No passado domingo tivemos os prazer de nos deslocar à cidade berço para testemunhar uma aparição digna de um 13 de maio, não de uma divindade religiosa mas de uma outra senhora genuinamente de carne e osso. Falamos, claro, de Angel Olsen, a cada vez mais aclamada cantora e compositora de St. Louis, que nos visitava novamente a solo, desta feita no grande auditório do Centro Cultural Vila Flor. À chegada à sala, o palco apresentava-se enorme e despido, encarando uma enorme plateia repleta e há muito esgotada, tal a admiração que esta senhora tem conquistado pelo nosso país.

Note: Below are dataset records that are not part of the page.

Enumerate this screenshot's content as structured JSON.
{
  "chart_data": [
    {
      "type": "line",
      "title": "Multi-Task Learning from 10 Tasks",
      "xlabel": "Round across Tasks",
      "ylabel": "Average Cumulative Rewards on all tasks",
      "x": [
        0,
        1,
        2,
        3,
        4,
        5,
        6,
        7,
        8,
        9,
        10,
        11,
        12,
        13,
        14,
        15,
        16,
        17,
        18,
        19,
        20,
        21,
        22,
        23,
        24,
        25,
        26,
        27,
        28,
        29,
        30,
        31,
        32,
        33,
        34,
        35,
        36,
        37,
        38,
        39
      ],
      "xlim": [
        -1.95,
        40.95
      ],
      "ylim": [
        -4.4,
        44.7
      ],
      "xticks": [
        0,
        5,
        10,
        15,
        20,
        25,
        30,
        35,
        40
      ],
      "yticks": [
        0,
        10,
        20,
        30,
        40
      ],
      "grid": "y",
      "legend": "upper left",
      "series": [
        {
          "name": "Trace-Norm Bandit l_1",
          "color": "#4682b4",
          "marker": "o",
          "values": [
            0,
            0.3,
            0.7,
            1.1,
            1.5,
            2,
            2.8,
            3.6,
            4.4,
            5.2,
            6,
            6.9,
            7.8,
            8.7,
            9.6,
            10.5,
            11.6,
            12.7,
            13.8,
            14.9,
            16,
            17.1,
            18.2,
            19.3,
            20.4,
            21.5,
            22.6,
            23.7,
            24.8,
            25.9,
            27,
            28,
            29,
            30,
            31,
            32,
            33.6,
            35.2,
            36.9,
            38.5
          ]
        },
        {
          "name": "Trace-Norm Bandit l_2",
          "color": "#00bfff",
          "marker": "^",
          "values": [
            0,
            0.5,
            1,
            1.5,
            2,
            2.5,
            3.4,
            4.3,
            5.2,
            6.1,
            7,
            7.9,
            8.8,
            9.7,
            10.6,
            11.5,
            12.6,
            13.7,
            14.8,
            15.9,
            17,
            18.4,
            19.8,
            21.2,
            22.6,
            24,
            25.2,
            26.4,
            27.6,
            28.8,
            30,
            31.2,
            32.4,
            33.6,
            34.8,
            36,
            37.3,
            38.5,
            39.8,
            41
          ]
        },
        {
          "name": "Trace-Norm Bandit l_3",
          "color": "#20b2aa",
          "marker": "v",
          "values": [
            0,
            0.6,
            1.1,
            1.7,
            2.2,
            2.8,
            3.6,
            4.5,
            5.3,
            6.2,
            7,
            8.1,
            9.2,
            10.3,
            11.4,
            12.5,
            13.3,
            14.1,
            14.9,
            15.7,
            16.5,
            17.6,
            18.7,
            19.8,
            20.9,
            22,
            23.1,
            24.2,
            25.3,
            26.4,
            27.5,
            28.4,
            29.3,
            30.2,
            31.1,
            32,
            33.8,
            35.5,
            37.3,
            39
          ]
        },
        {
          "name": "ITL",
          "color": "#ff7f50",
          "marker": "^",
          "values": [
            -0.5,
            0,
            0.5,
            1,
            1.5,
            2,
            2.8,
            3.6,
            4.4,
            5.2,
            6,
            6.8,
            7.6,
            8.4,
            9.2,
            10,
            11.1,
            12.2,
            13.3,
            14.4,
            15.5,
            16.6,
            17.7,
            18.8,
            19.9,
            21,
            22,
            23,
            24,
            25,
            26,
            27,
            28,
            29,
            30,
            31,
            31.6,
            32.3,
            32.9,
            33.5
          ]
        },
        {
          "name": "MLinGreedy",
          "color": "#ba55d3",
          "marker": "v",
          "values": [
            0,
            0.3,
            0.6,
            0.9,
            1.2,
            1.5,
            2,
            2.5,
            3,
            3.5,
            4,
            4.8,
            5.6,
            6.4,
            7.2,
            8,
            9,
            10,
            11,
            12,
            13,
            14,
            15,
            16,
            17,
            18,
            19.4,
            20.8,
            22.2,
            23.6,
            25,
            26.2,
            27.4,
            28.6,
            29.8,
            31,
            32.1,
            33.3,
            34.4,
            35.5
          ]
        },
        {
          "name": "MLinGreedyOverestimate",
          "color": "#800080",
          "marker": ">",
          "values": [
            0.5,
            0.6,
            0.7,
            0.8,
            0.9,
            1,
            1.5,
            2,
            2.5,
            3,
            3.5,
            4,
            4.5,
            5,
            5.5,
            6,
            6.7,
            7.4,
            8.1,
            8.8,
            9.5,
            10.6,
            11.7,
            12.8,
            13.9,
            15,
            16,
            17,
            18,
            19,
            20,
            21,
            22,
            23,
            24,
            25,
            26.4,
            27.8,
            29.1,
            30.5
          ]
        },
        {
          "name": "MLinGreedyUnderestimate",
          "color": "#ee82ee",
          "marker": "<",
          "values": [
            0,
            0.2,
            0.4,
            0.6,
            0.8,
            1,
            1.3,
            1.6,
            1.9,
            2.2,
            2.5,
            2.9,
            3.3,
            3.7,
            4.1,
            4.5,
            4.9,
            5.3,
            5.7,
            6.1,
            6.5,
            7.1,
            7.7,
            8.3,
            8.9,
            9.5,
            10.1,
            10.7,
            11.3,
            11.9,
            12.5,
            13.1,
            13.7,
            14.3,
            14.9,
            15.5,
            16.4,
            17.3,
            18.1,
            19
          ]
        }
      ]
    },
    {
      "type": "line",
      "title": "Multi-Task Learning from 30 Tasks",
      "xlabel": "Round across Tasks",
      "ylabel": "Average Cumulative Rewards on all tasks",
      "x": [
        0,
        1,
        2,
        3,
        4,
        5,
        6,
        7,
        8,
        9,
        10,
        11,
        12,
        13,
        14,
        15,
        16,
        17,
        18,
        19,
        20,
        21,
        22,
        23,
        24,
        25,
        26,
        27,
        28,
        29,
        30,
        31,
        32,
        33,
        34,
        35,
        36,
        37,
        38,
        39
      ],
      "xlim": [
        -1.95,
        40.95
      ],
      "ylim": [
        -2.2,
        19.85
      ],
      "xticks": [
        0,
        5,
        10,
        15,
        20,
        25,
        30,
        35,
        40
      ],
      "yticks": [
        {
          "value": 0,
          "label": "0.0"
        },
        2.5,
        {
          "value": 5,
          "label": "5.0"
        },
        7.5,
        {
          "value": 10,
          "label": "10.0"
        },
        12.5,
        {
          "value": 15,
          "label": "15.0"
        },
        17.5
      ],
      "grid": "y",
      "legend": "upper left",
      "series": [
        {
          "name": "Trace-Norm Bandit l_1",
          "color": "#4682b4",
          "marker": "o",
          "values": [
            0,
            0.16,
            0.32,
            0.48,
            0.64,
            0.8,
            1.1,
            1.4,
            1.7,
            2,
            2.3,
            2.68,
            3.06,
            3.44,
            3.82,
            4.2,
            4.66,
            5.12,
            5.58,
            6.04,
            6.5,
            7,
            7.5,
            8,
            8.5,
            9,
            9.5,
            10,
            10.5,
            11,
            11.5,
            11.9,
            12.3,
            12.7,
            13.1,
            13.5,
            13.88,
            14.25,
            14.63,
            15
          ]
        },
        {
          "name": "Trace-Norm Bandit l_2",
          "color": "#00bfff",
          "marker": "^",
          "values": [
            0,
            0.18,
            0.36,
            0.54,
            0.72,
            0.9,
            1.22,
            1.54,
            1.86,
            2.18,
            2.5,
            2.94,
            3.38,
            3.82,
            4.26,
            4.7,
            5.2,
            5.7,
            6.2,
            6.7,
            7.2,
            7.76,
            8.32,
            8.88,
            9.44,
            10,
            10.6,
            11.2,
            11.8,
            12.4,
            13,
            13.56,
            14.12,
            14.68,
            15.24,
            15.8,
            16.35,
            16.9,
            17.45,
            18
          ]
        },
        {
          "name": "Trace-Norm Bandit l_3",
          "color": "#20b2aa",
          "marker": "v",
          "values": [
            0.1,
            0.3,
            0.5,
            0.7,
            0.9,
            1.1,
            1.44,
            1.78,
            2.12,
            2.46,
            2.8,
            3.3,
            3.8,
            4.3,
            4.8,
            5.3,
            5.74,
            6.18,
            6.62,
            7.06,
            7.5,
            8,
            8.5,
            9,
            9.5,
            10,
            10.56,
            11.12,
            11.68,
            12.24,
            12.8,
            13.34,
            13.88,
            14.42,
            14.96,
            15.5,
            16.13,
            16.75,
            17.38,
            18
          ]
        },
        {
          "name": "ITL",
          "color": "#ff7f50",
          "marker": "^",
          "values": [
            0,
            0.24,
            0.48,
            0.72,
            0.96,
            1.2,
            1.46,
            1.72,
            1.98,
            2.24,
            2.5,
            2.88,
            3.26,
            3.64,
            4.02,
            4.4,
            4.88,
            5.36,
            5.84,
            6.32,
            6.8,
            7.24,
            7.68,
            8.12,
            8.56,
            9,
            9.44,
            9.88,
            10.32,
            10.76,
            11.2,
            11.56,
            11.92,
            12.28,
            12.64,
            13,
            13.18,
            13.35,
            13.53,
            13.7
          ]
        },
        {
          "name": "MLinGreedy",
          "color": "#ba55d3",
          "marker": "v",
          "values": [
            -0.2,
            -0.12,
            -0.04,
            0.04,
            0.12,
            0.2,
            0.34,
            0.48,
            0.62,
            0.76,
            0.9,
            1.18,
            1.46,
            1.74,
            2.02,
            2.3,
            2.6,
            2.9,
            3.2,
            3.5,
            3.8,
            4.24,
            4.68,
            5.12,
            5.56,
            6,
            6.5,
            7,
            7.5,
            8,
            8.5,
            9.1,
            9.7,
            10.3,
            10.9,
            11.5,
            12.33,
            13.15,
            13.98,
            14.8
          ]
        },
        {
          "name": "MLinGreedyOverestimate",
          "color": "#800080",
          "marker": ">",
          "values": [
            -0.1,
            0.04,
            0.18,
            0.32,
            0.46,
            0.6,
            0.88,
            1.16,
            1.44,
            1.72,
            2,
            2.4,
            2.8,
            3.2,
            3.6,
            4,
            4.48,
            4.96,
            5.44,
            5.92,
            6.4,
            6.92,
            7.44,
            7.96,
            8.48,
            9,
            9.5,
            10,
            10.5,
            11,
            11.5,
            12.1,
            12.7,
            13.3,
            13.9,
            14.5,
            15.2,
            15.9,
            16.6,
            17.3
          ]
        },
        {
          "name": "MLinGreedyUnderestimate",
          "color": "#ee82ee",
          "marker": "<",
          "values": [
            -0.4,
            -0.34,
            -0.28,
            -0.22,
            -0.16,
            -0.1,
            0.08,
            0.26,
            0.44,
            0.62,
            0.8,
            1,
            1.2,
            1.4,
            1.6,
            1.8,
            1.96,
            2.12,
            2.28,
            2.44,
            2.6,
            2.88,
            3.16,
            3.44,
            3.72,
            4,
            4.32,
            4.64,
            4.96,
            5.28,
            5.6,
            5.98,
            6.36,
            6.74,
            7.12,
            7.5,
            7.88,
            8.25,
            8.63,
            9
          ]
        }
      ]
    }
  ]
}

Esperava-nos um concerto muito diferente do último que nos foi presenteado no NOS Primavera Sound do ano passado, e assim que Olsen tomou o palco, não houve dúvidas que seria também uma versão muito mais profunda e intimista da artista. Com a simplicidade e à vontade de uma pessoa da casa, entrou silenciosamente na sala e pegou na guitarra, ajeitou o microfone e disparou com “Sans”, do recente álbum Phases. A sua voz melodiosa e o seu olhar hipnotizante rapidamente encheram todo aquele espaço, a sua presença cresceu música a música e, de repente, aquele gigantesco palco que parecia grande demais para a artista foi reduzido a uma pequena sala, onde a mesma parecia cantar para apenas um punhado de pessoas, como se uma reunião de velhos amigos se tratasse. Olsen contava as suas histórias, os seus amores e dissabores, e para isso vinha munida de um reportório muito diferente. Tirava do baú velhas vivências, onde Halfway Home e Burn Your Fire For No Witness não foram esquecidos, mostrou uma nova música e foi falando de expectativa e surpresa, e em como é bom entrar numa sala sem esperar nada e ser depois surpreendida. Falou também de como é cada vez mais difícil encontrar algo genuíno nos nossos dias e, enquanto isso, ali estávamos nós, carregados de expectativas para este concerto e ainda assim surpresos pela imensidão e permeabilidade deste universo criado pela cantora, que parece tão genuíno e real capaz de encher o coração ao público a cada canção.
Tudo acabou com “White Fire”, essa longa despedida que se prolongou por quase dez minutos de música, demasiado curtos para quem adivinhava já que seria esta a sua última canção. É bom ver concertos assim. Numa altura em que quase tudo nos chega através de plataformas digitais, em que temos acesso ao mundo a partir do conforto de casa, em que comunicamos e nos relacionamos através de dispositivos, em que o entretenimento é instantâneo e de fácil acesso, é por vezes fácil esquecermo-nos da autenticidade das coisas, da genuinidade de um concerto e da intensidade do sentimento e da presença. São artistas como Angel Olsen que nos relembram de tudo isto, que nos devolvem a intimidade, o real e o sentimento. Por tudo isto Angel, somos-te eternamente gratos.